Bordeaux, France
1990

CAPC – Bordeaux
Contemporary Art Museum

In Bordeaux, the restoration of the Entrepôt Lainé combined two challenges, and two thought processes: thought concerning the way contemporary art is exhibited, in terms of location and surroundings, and thought concerning the creative architectural process as part of the restoration of an exceptional building.
Client
Program
Area
Planning
Client
Ville de Bordeaux
Program
Rehabilitation and transformation of the Entrepôt Lainé into contemporary art museum
Area
15 000 m²
Planning
Delivery
1990
Constructed in 1824 alongside the Garonne, the original Entrepôt was a colonial commodities warehouse intended for storing spices, chocolate and vanilla from overseas. With its severe design and ingenious construction system, this architecture favoured the beauty of precise geometry over ornamental flourishes. Heavy masonry protected the valuable goods from the sun, an architecture of darkness and thickness that admitted only a limited amount of light.

Taking the opposite approach from an accretion in which each new layer conceals the previous one, the restoration process preserved the worn look of the stones, the workmen’s graffiti and the blackened look of some of the façades, all indicators of use and of time. To ensure authenticity, the contemporary architectural expression was based on an understanding of, and deep respect for, this architecture of golden limestone and light-coloured brick.

Interplays of horizontal and vertical planes capture a portion of space while revealing what contains them.
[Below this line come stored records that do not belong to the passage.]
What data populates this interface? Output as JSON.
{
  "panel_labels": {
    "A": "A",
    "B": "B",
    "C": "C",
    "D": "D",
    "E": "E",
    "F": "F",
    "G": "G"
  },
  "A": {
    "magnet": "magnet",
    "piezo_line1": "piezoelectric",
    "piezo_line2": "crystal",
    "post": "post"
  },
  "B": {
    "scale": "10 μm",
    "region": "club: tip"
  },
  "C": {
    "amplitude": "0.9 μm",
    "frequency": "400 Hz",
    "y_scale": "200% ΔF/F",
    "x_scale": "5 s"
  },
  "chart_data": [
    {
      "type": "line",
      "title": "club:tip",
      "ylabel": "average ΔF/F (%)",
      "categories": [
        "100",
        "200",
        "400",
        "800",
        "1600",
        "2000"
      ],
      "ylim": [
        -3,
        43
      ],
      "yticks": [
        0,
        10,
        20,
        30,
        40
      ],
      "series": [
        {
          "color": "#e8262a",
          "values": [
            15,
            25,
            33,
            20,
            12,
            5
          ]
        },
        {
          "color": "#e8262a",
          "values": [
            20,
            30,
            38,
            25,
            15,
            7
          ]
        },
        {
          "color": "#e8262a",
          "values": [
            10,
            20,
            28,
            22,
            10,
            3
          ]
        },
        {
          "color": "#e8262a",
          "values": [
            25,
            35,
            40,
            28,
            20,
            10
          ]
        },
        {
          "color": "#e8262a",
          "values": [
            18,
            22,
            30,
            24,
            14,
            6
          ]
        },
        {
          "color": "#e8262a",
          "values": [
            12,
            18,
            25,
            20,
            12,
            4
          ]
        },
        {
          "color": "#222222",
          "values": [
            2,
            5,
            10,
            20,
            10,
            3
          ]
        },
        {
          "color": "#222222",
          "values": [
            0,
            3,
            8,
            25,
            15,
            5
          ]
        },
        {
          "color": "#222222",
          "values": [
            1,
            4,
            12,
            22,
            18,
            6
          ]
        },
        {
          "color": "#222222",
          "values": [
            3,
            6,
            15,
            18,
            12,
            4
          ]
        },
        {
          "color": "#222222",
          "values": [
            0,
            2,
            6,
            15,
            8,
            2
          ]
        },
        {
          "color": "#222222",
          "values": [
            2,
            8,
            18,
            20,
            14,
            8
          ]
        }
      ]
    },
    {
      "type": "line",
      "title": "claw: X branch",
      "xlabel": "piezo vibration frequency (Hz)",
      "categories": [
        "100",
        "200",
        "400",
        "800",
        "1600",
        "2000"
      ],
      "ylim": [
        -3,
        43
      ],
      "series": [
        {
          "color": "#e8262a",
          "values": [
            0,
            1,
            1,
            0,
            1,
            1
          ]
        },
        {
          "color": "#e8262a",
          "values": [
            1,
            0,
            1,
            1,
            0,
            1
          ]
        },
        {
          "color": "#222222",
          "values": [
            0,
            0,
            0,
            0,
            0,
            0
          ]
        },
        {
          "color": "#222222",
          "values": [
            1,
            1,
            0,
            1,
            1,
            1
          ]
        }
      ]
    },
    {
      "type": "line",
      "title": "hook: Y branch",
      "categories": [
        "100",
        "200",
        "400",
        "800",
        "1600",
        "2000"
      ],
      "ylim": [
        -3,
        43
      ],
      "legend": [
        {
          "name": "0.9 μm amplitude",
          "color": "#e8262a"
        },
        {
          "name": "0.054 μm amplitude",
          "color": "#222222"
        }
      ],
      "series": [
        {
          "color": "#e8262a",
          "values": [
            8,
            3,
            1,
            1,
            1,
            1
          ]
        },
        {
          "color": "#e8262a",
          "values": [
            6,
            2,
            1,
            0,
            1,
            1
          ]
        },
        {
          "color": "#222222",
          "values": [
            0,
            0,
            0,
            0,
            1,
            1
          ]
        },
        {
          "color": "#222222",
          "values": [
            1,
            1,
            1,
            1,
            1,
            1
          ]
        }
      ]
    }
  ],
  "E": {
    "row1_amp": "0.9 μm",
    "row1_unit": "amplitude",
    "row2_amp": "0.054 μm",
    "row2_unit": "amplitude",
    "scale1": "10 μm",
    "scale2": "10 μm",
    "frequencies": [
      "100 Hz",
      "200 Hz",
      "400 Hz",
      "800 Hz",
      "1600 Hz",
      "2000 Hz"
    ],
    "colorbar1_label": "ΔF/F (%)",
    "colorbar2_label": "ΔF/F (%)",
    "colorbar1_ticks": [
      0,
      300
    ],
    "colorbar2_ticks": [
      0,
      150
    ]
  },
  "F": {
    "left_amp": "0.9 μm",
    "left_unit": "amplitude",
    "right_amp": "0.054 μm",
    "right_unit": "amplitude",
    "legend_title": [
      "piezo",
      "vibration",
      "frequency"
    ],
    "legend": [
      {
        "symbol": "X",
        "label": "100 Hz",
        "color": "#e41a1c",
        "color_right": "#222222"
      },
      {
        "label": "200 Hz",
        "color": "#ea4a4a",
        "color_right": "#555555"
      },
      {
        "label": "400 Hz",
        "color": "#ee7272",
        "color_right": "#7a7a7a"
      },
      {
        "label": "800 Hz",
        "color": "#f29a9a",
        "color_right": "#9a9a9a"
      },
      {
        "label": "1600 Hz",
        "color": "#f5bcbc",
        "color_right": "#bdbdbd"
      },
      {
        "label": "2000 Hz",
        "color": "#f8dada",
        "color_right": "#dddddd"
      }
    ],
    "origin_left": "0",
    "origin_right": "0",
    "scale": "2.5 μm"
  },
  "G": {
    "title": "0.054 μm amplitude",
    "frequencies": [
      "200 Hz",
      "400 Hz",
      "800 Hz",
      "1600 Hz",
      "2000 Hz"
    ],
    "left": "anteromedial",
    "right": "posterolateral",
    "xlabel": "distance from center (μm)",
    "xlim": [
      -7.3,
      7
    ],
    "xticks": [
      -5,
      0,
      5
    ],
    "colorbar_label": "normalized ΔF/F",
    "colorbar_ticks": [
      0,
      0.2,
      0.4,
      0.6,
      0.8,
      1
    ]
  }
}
White walls sometimes fill an empty arch, and elsewhere partially conceal it, stimulating a process of mental reconstruction and thus a fresh way of looking at the place. Here, architectures are interlocked. The contemporary museography and the restored architecture of the Entrepôt are each independent of the other and clearly legible as such. Given the approach taken to the restoration, and the intensity of the relationship between the place and art, the Entrepôt’s merit lies not in effacing contemporary intervention but in being able to exist without imposing itself.